Stronger the $H-$bonding in the compound, the higher will be the boiling point.

$(C{H}_3{)}_{2}NH$ has only one $H-$atom while $C_2{H}_{5}N{H}_2$ has two $H-$atoms. Subsequently, $C_2{H}_{5}N{H}_2$ undergoes more extensive $H-$bonding than $(C{H}_3{)}_{2}NH$. Therefore, the boiling point of $C_2{H}_{5}N{H}_2$ is more than that of $(C{H}_3{)}_{2}NH$.

Also, oxygen is more electronegative than nitrogen. Thus, $C_2{H}_{5}OH$ forms stronger $H$-bonds than $C_2{H}_{5}N{H}_2$.

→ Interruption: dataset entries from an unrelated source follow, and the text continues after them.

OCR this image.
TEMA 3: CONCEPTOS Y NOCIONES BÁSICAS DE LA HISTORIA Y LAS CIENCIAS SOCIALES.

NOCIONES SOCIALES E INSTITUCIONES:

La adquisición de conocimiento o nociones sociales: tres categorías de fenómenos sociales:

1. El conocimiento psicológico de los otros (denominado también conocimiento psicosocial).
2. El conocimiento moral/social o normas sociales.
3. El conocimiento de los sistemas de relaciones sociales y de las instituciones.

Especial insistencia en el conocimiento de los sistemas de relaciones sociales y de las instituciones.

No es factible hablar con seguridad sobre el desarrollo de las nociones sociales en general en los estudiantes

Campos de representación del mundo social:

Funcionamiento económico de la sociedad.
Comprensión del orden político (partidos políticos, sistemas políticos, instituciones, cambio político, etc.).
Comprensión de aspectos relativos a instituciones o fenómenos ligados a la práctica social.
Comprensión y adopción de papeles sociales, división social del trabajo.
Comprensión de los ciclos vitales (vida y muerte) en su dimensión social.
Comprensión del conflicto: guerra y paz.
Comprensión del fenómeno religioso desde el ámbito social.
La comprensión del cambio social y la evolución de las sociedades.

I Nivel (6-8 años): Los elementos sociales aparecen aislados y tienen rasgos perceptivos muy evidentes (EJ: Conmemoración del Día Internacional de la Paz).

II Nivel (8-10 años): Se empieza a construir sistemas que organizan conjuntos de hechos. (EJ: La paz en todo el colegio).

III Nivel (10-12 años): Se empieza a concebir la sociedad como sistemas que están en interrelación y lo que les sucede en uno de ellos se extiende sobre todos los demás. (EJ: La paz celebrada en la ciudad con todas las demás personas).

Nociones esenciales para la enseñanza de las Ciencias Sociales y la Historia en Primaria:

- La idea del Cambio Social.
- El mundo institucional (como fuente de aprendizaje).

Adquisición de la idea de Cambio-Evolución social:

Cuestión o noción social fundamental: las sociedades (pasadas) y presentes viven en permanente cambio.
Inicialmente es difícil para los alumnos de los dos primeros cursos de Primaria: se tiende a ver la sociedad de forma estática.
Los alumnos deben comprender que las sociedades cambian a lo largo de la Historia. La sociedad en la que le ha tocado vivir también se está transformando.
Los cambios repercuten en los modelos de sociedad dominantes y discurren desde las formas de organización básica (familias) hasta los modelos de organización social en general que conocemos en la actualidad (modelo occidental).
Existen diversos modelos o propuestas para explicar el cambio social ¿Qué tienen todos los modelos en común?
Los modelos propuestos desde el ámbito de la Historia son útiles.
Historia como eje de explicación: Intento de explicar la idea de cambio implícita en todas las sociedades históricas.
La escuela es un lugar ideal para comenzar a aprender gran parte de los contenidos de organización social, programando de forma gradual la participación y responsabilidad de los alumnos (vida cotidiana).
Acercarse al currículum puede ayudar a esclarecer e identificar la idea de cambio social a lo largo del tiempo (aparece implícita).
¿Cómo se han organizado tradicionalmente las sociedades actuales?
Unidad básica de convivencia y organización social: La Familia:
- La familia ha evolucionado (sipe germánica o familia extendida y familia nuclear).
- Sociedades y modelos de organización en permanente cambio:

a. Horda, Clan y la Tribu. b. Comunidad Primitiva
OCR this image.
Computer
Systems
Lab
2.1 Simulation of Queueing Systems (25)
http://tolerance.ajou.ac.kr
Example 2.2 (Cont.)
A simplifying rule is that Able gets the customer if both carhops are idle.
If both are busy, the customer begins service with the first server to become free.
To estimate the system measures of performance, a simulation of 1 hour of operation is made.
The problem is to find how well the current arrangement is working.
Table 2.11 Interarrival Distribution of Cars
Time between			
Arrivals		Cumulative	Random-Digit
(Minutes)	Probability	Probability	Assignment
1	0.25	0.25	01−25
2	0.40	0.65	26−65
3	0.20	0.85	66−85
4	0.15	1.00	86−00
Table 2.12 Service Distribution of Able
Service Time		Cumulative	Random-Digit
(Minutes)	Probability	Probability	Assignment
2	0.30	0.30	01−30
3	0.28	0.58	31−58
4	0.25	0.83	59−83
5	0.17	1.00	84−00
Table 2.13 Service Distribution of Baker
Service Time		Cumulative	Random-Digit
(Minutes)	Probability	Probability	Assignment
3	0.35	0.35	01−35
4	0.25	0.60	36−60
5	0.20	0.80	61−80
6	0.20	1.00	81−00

As a result, the boiling point of $C_2{H}_{5}OH$ is higher than that of $C_2{H}_{5}N{H}_2$ & $(C{H}_3{)}_{2}NH$.

Based on the above explanation, the compounds given in the question can be arranged in the increasing order of their boiling points, which is given below:

$(C{H}_3{)}_{2}NH<C_2{H}_{5}N{H}_2<C_2{H}_{5}OH$

Increasing order of solubility in water

Stronger the $H-$bonding with water, more will be the solubility in water. $C_2{H}_{5}N{H}_2$ contain two $H-$ atoms whereas $(C_2{H}_5{)}_{2}NH$ contains only one $H-$atom.

Thus, $C_2{H}_{5}N{H}_2$ undergoes stronger $H$-bonding than $(C_2{H}_5{)}_{2}NH$ with water. Hence, the solubility of $C_2{H}_{5}N{H}_2$ in water is more than that of $(C_2{H}_5{)}_{2}NH$ in water. Further, the solubility of amines decreases with an increase in the molecular mass. This is because the molecular mass of amines increases with an increase in the size of the hydrophobic part, bigger the hydrophobic part, lesser will be the interaction of compound with water, hence less will be the solubility .The molecular mass of $C_6{H}_{5}N{H}_2$ is greater than that of $C_2{H}_{5}N{H}_2$ & $(C_2{H}_5{)}_{2}NH$.

Hence, the increasing order of their solubility in water is as follows:

$C_6{H}_{5}N{H}_2<(C_2{H}_5{)}_{2}NH<C_2{H}_{5}N{H}_2$